A mesh's *topology* defines the
connectedness between the vertices. However, each vertex attribute can have its own
separate topology. How is this possible?

Consider a simple cube. It has 8 vertex positions. The topology between the positions of the cube is as follows:

The topology diagram has the 8 different positions, with each position connected to three neighbors. The connections represent the edges of the cube faces, and the area bounded by connections represent the faces themselves. So each face has four edges and four positions.

Now consider the topology of the normals of a cube. A cube has 6 faces, each of which has a distinct normal. The topology is a bit unorthodox:

The square points represent distinct normals, not positions in space. The connections between normals all loop back on themselves. That's because each vertex of each face uses the same normal. While the front face and the top face share two vertex positions in common, they share no vertex normals at all. Therefore, there is no topological relation between the front normal and the top normal. Each normal value is connected to itself four times, but it is connected to nothing else.

We have 8 positions and 6 normals. They each have a unique topology over the mesh. How do we turn this into something we can render?

If we knew nothing about OpenGL, this would be simple. We simply use the topologies to build the meshes. Each face is broken down into two triangles. We would have an array of 8 positions and 6 normals. And for each vertex we render, we would have a list of indices that fetch values from these two arrays.

The index list for two faces of the cube might look like this (using a C++-style multidimensional list):

{ {0, 0}, {1, 0}, {2, 0}, {1, 0}, {3, 0}, {2, 0}, {0, 1}, {4, 1}, {1, 1}, {4, 1}, {6, 1}, {1, 1}, }

The first index in each element of the list pulls from the position array, and the second index pulls from the normal array. This list explicitly specifies the relationship between faces and topology: the first face (composed of two triangles) contains 4 positions, but uses the same normal for all vertices. The second face shares two positions with the first, but no normals.

This is complicated in OpenGL because of one simple reason: we only get
*one* index list. When we render with an index array, every
attribute array uses the same index. Therefore, what we need to do is convert the above
index list into a list of unique combinations of vertex attributes. So each pair of
indices must refer to a unique index.

Consider the first face. It consists of 4 unique vertices; the index pairs {1, 0} and {2, 0} are repeated, since we must draw triangles. Since these pairs are repeats, we can collapse them; they will refer to the same index. However, the fact that each vertex uses the same normal must be ignored entirely. Therefore, the final index list we use for the first face is:

{ 0, 1, 2, 1, 3, 2 }

The attribute arrays for this one face contain 4 positions and 4 normals. But while the positions are all different, the normals must all be the same value. Even though they are stored in four separate locations. This seems like a waste of memory.
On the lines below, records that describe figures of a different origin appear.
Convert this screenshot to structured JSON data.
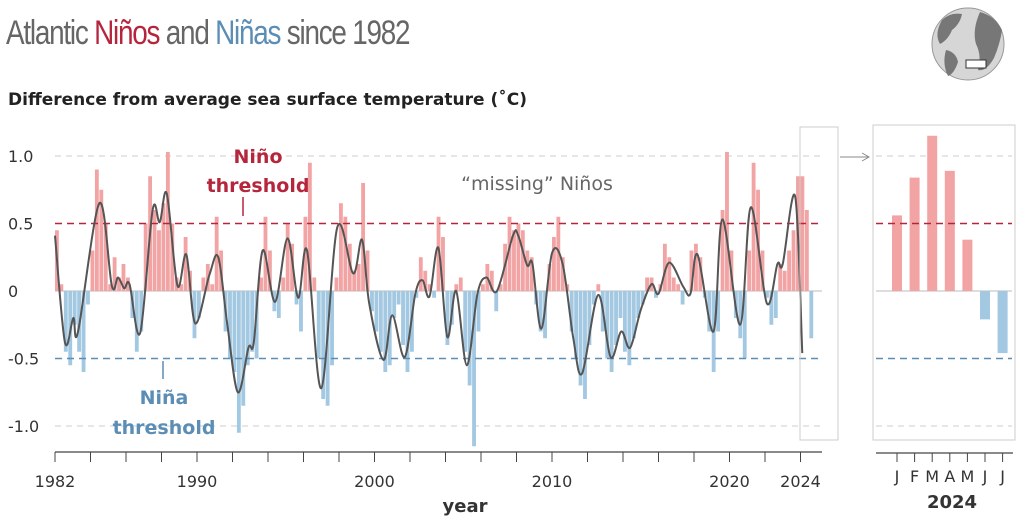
{
  "title": {
    "part1": "Atlantic ",
    "nino": "Niños",
    "part2": " and ",
    "nina": "Niñas",
    "part3": " since 1982"
  },
  "subtitle": "Difference from average sea surface temperature (˚C)",
  "colors": {
    "nino": "#b5263d",
    "nina": "#5b8db5",
    "bar_pos": "#f2a3a3",
    "bar_neg": "#a3c8e2",
    "curve": "#555555"
  },
  "chart_data": [
    {
      "type": "bar",
      "ylabel": "Difference from average sea surface temperature (˚C)",
      "xlabel": "year",
      "ylim": [
        -1.2,
        1.2
      ],
      "xlim": [
        1982,
        2024.6
      ],
      "yticks": [
        {
          "v": 1.0,
          "label": "1.0"
        },
        {
          "v": 0.5,
          "label": "0.5"
        },
        {
          "v": 0,
          "label": "0"
        },
        {
          "v": -0.5,
          "label": "-0.5"
        },
        {
          "v": -1.0,
          "label": "-1.0"
        }
      ],
      "xticks": [
        {
          "v": 1982,
          "label": "1982"
        },
        {
          "v": 1990,
          "label": "1990"
        },
        {
          "v": 2000,
          "label": "2000"
        },
        {
          "v": 2010,
          "label": "2010"
        },
        {
          "v": 2020,
          "label": "2020"
        },
        {
          "v": 2024,
          "label": "2024"
        }
      ],
      "thresholds": {
        "nino": 0.5,
        "nina": -0.5
      },
      "annotations": {
        "nino_line1": "Niño",
        "nino_line2": "threshold",
        "nina_line1": "Niña",
        "nina_line2": "threshold",
        "missing": "“missing” Niños"
      },
      "bars_start_year": 1982,
      "bars_per_year": 4,
      "bars": [
        0.45,
        0.05,
        -0.45,
        -0.55,
        -0.25,
        -0.45,
        -0.6,
        -0.1,
        0.3,
        0.9,
        0.75,
        0.5,
        0.05,
        0.25,
        0.1,
        0.2,
        0.1,
        -0.2,
        -0.45,
        -0.3,
        0.5,
        0.85,
        0.6,
        0.45,
        0.65,
        1.03,
        0.5,
        0.1,
        0.05,
        0.4,
        0.15,
        -0.35,
        -0.2,
        0.1,
        0.2,
        0.05,
        0.55,
        0.3,
        -0.3,
        -0.5,
        -0.6,
        -1.05,
        -0.85,
        -0.55,
        -0.45,
        -0.5,
        0.1,
        0.55,
        0.3,
        -0.15,
        -0.2,
        0.1,
        0.5,
        0.35,
        -0.1,
        -0.3,
        0.55,
        0.95,
        0.1,
        -0.5,
        -0.8,
        -0.85,
        -0.55,
        0.1,
        0.65,
        0.55,
        0.35,
        0.15,
        0.2,
        0.8,
        0.3,
        -0.15,
        -0.3,
        -0.45,
        -0.6,
        -0.55,
        -0.2,
        -0.1,
        -0.4,
        -0.6,
        -0.45,
        -0.05,
        0.25,
        0.15,
        0.05,
        -0.05,
        0.55,
        0.4,
        -0.4,
        -0.25,
        0.05,
        0.1,
        -0.45,
        -0.7,
        -1.15,
        -0.3,
        0.05,
        0.2,
        0.15,
        -0.15,
        0.05,
        0.35,
        0.55,
        0.45,
        0.5,
        0.45,
        0.3,
        0.25,
        -0.1,
        -0.3,
        -0.35,
        0.2,
        0.4,
        0.55,
        0.25,
        0.05,
        -0.3,
        -0.5,
        -0.7,
        -0.8,
        -0.4,
        -0.1,
        0.05,
        -0.3,
        -0.5,
        -0.6,
        -0.4,
        -0.2,
        -0.45,
        -0.55,
        -0.35,
        -0.2,
        -0.1,
        0.1,
        0.1,
        -0.05,
        0.05,
        0.35,
        0.25,
        0.1,
        0.05,
        -0.1,
        0.0,
        0.3,
        0.35,
        0.25,
        -0.05,
        -0.3,
        -0.6,
        -0.3,
        0.6,
        1.03,
        0.3,
        -0.2,
        -0.35,
        -0.5,
        0.3,
        0.95,
        0.75,
        0.3,
        -0.05,
        -0.25,
        -0.2,
        0.2,
        0.15,
        0.3,
        0.45,
        0.85,
        0.85,
        0.6,
        -0.35
      ],
      "smoothed": [
        [
          1982.0,
          0.41
        ],
        [
          1982.56,
          -0.38
        ],
        [
          1983.03,
          -0.2
        ],
        [
          1983.3,
          -0.3
        ],
        [
          1984.5,
          0.65
        ],
        [
          1985.2,
          0.04
        ],
        [
          1985.55,
          0.1
        ],
        [
          1985.9,
          0.02
        ],
        [
          1986.2,
          0.05
        ],
        [
          1986.8,
          -0.31
        ],
        [
          1987.5,
          0.6
        ],
        [
          1987.9,
          0.51
        ],
        [
          1988.3,
          0.72
        ],
        [
          1988.9,
          0.04
        ],
        [
          1989.4,
          0.27
        ],
        [
          1989.9,
          -0.24
        ],
        [
          1990.7,
          0.12
        ],
        [
          1991.2,
          0.25
        ],
        [
          1991.7,
          -0.24
        ],
        [
          1992.3,
          -0.75
        ],
        [
          1992.9,
          -0.42
        ],
        [
          1993.2,
          -0.38
        ],
        [
          1993.7,
          0.3
        ],
        [
          1994.4,
          -0.08
        ],
        [
          1995.1,
          0.39
        ],
        [
          1995.7,
          -0.05
        ],
        [
          1996.2,
          0.3
        ],
        [
          1997.0,
          -0.72
        ],
        [
          1997.9,
          0.47
        ],
        [
          1998.8,
          0.13
        ],
        [
          1999.3,
          0.38
        ],
        [
          1999.7,
          -0.09
        ],
        [
          2000.5,
          -0.51
        ],
        [
          2001.0,
          -0.18
        ],
        [
          2001.7,
          -0.49
        ],
        [
          2002.3,
          -0.02
        ],
        [
          2002.7,
          0.08
        ],
        [
          2003.1,
          -0.04
        ],
        [
          2003.6,
          0.32
        ],
        [
          2004.1,
          -0.34
        ],
        [
          2004.6,
          0.0
        ],
        [
          2005.2,
          -0.55
        ],
        [
          2005.8,
          -0.02
        ],
        [
          2006.3,
          0.1
        ],
        [
          2006.9,
          0.0
        ],
        [
          2007.8,
          0.41
        ],
        [
          2008.1,
          0.41
        ],
        [
          2008.6,
          0.19
        ],
        [
          2008.9,
          0.2
        ],
        [
          2009.4,
          -0.28
        ],
        [
          2010.0,
          0.28
        ],
        [
          2010.6,
          0.2
        ],
        [
          2011.2,
          -0.35
        ],
        [
          2011.7,
          -0.61
        ],
        [
          2012.6,
          -0.03
        ],
        [
          2013.3,
          -0.49
        ],
        [
          2013.9,
          -0.3
        ],
        [
          2014.4,
          -0.42
        ],
        [
          2015.0,
          -0.14
        ],
        [
          2015.6,
          0.05
        ],
        [
          2016.0,
          -0.02
        ],
        [
          2016.6,
          0.21
        ],
        [
          2017.4,
          0.03
        ],
        [
          2017.8,
          -0.02
        ],
        [
          2018.2,
          0.27
        ],
        [
          2019.1,
          -0.3
        ],
        [
          2019.6,
          0.53
        ],
        [
          2020.6,
          -0.25
        ],
        [
          2021.2,
          0.62
        ],
        [
          2022.1,
          -0.09
        ],
        [
          2022.7,
          0.2
        ],
        [
          2023.0,
          0.2
        ],
        [
          2023.7,
          0.7
        ],
        [
          2024.1,
          -0.46
        ]
      ]
    },
    {
      "type": "bar",
      "title": "2024",
      "categories": [
        "J",
        "F",
        "M",
        "A",
        "M",
        "J",
        "J"
      ],
      "values": [
        0.56,
        0.84,
        1.15,
        0.89,
        0.38,
        -0.21,
        -0.46
      ],
      "ylim": [
        -1.2,
        1.2
      ],
      "thresholds": {
        "nino": 0.5,
        "nina": -0.5
      }
    }
  ],
  "globe_icon": "globe-icon"
}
This gets worse once we move on to the next face. Because we can only collapse index pairs that are identical, absolutely none of the vertices in the second face share indices with the first face. The fact that we reuse two positions in the next face is irrelevant: we must have the following index list:

{ 4, 5, 6, 5, 7, 6 }

The attribute array for both faces contains 8 positions and 8 normals. Again, the normals for the second face are all duplicates of each other. And there are two positions that are duplicated. Topologically speaking, our cube vertex topology looks like the following:

Each face is entirely distinct topologically from the rest.
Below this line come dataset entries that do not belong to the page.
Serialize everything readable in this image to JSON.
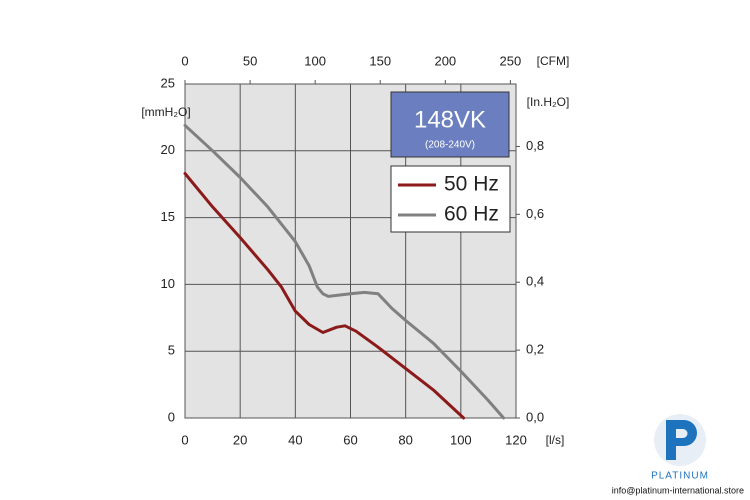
{
  "chart_data": {
    "type": "line",
    "model": "148VK",
    "model_subtitle": "(208-240V)",
    "xlabel": "[l/s]",
    "ylabel": "[mmH₂O]",
    "x2label": "[CFM]",
    "y2label": "[In.H₂O]",
    "xlim": [
      0,
      120
    ],
    "xticks": [
      0,
      20,
      40,
      60,
      80,
      100,
      120
    ],
    "ylim": [
      0,
      25
    ],
    "yticks": [
      0,
      5,
      10,
      15,
      20,
      25
    ],
    "x2lim": [
      0,
      254.3
    ],
    "x2ticks": [
      0,
      50,
      100,
      150,
      200,
      250
    ],
    "y2lim": [
      0,
      0.984
    ],
    "y2ticks": [
      {
        "value": 0,
        "label": "0,0"
      },
      {
        "value": 0.2,
        "label": "0,2"
      },
      {
        "value": 0.4,
        "label": "0,4"
      },
      {
        "value": 0.6,
        "label": "0,6"
      },
      {
        "value": 0.8,
        "label": "0,8"
      }
    ],
    "grid": true,
    "legend": "upper right",
    "series": [
      {
        "name": "50 Hz",
        "color": "#8b1a1a",
        "x": [
          0,
          10,
          20,
          30,
          35,
          40,
          45,
          50,
          55,
          58,
          62,
          70,
          80,
          90,
          101
        ],
        "values": [
          18.3,
          15.8,
          13.5,
          11.1,
          9.8,
          8.0,
          7.0,
          6.4,
          6.8,
          6.9,
          6.5,
          5.3,
          3.7,
          2.1,
          0
        ]
      },
      {
        "name": "60 Hz",
        "color": "#808080",
        "x": [
          0,
          10,
          20,
          30,
          40,
          45,
          48,
          50,
          52,
          60,
          65,
          70,
          75,
          80,
          90,
          100,
          105,
          110,
          115.5
        ],
        "values": [
          21.9,
          20.0,
          18.0,
          15.8,
          13.2,
          11.4,
          9.8,
          9.3,
          9.1,
          9.3,
          9.4,
          9.3,
          8.2,
          7.3,
          5.6,
          3.5,
          2.4,
          1.3,
          0
        ]
      }
    ]
  },
  "logo_text": "PLATINUM",
  "footer_email": "info@platinum-international.store"
}
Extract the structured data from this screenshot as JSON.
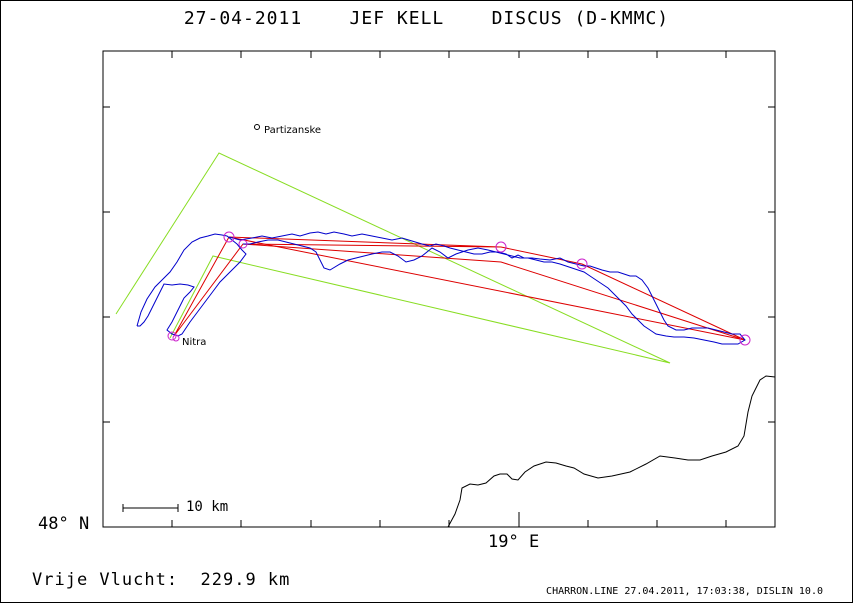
{
  "header": {
    "title": "27-04-2011    JEF KELL    DISCUS (D-KMMC)"
  },
  "axes": {
    "lat_label": "48° N",
    "lon_label": "19° E"
  },
  "scale_bar": {
    "label": "10 km"
  },
  "towns": [
    {
      "name": "Partizanske"
    },
    {
      "name": "Nitra"
    }
  ],
  "footer": {
    "distance_text": "Vrije Vlucht:  229.9 km",
    "credit": "CHARRON.LINE 27.04.2011, 17:03:38, DISLIN 10.0"
  },
  "colors": {
    "track": "#0000cc",
    "task": "#dd0000",
    "fai_triangle": "#88dd22",
    "turnpoint": "#cc22cc",
    "border": "#000000"
  }
}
In the end, this gives us 24 positions and 24 normals in our arrays. There will only be 6 distinct normal values and 8 distinct position values in the array, but there will be 24 of each. So this represents a significant increase in our data size.

Do not be too concerned about the increase in data however. A cube, or any other faceted object, represents the worst-case scenario for this kind of conversion. Most actual meshes of smooth objects have much more interconnected topologies.
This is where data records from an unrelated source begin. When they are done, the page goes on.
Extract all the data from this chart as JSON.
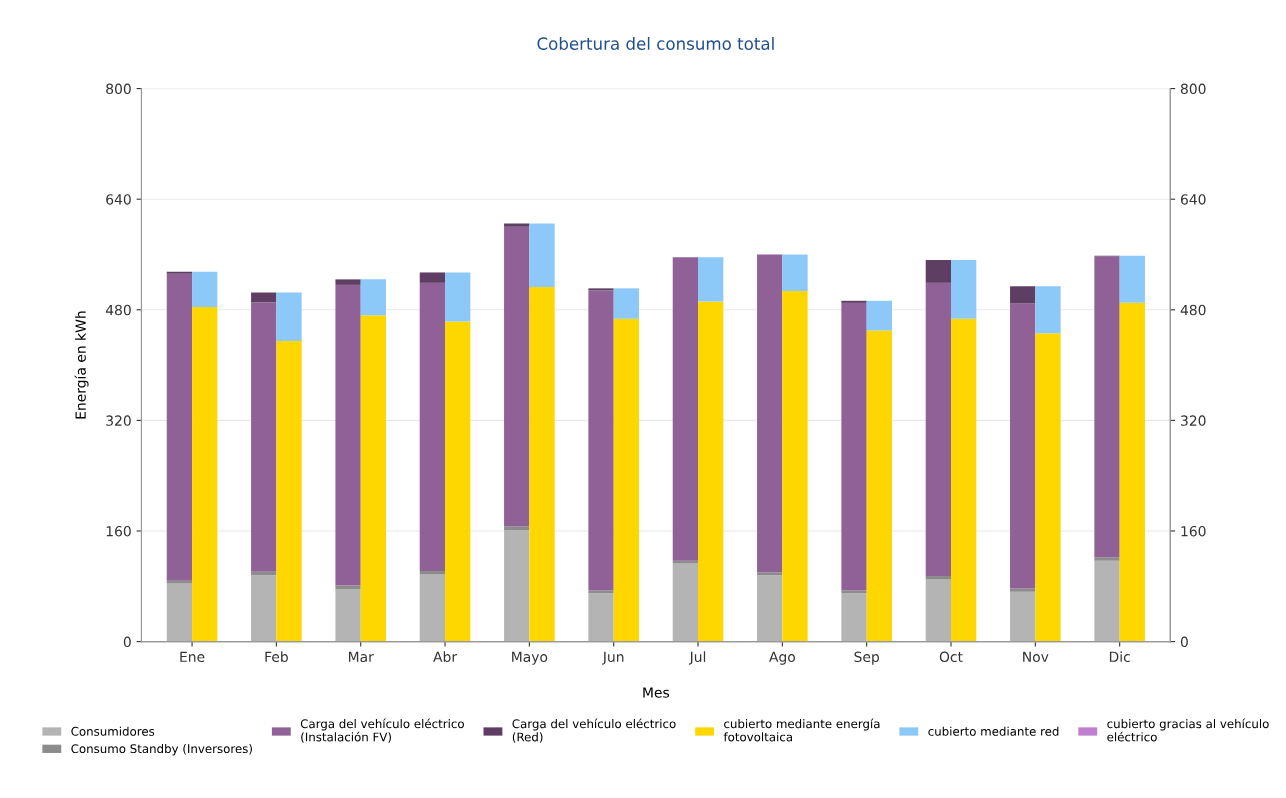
{
  "chart_data": {
    "type": "bar",
    "title": "Cobertura del consumo total",
    "xlabel": "Mes",
    "ylabel": "Energía en kWh",
    "categories": [
      "Ene",
      "Feb",
      "Mar",
      "Abr",
      "Mayo",
      "Jun",
      "Jul",
      "Ago",
      "Sep",
      "Oct",
      "Nov",
      "Dic"
    ],
    "series": [
      {
        "name": "Consumidores",
        "color": "#b4b4b4",
        "base": [
          0,
          0,
          0,
          0,
          0,
          0,
          0,
          0,
          0,
          0,
          0,
          0
        ],
        "values": [
          84,
          96,
          76,
          97,
          161,
          70,
          113,
          96,
          70,
          90,
          72,
          117
        ]
      },
      {
        "name": "Consumo Standby (Inversores)",
        "color": "#8c8c8c",
        "base": [
          84,
          96,
          76,
          97,
          161,
          70,
          113,
          96,
          70,
          90,
          72,
          117
        ],
        "values": [
          4,
          5,
          5,
          5,
          6,
          4,
          4,
          4,
          4,
          5,
          5,
          5
        ]
      },
      {
        "name": "Carga del vehículo eléctrico\n(Instalación FV)",
        "color": "#8f6196",
        "base": [
          88,
          101,
          81,
          102,
          167,
          74,
          117,
          100,
          74,
          95,
          77,
          122
        ],
        "values": [
          444,
          390,
          435,
          417,
          433,
          434,
          439,
          460,
          416,
          424,
          412,
          435
        ]
      },
      {
        "name": "Carga del vehículo eléctrico\n(Red)",
        "color": "#5e3f63",
        "base": [
          532,
          491,
          516,
          519,
          600,
          508,
          null,
          null,
          490,
          519,
          489,
          557
        ],
        "values": [
          3,
          14,
          8,
          15,
          5,
          3,
          null,
          null,
          3,
          33,
          25,
          1
        ]
      },
      {
        "name": "cubierto mediante energía\nfotovoltaica",
        "color": "#ffd700",
        "base": [
          0,
          0,
          0,
          0,
          0,
          0,
          0,
          0,
          0,
          0,
          0,
          0
        ],
        "values": [
          484,
          435,
          472,
          463,
          513,
          467,
          492,
          507,
          450,
          467,
          446,
          490
        ]
      },
      {
        "name": "cubierto mediante red",
        "color": "#8cc8f8",
        "base": [
          484,
          435,
          472,
          463,
          513,
          467,
          492,
          507,
          450,
          467,
          446,
          490
        ],
        "values": [
          51,
          70,
          52,
          71,
          92,
          44,
          64,
          53,
          43,
          85,
          68,
          68
        ]
      },
      {
        "name": "cubierto gracias al vehículo\neléctrico",
        "color": "#c080d0",
        "values": [
          null,
          null,
          null,
          null,
          null,
          null,
          null,
          null,
          null,
          null,
          null,
          null
        ]
      }
    ],
    "ylim": [
      0,
      800
    ],
    "yticks": [
      0,
      160,
      320,
      480,
      640,
      800
    ],
    "y2lim": [
      0,
      800
    ],
    "y2ticks": [
      0,
      160,
      320,
      480,
      640,
      800
    ],
    "grid": "y",
    "legend": "bottom"
  }
}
Mesh topology is something to be aware of, as is the ability to convert attribute topologies into forms that OpenGL can directly process. Each attribute has its own topology which affects how the index list is built. Different attributes can share the same topology. For example, we could have colors associated with each face of the cube. The color topology would be identical to the normal topology.

Most of the details are usually hidden behind various command-line tools that are used to generate proper meshes from files exported from modelling programs. Many videogame developers have complex asset conditioning pipelines that process exported files into binary formats suitable for loading and direct upload into buffer objects. But it is important to understand how mesh topologies work.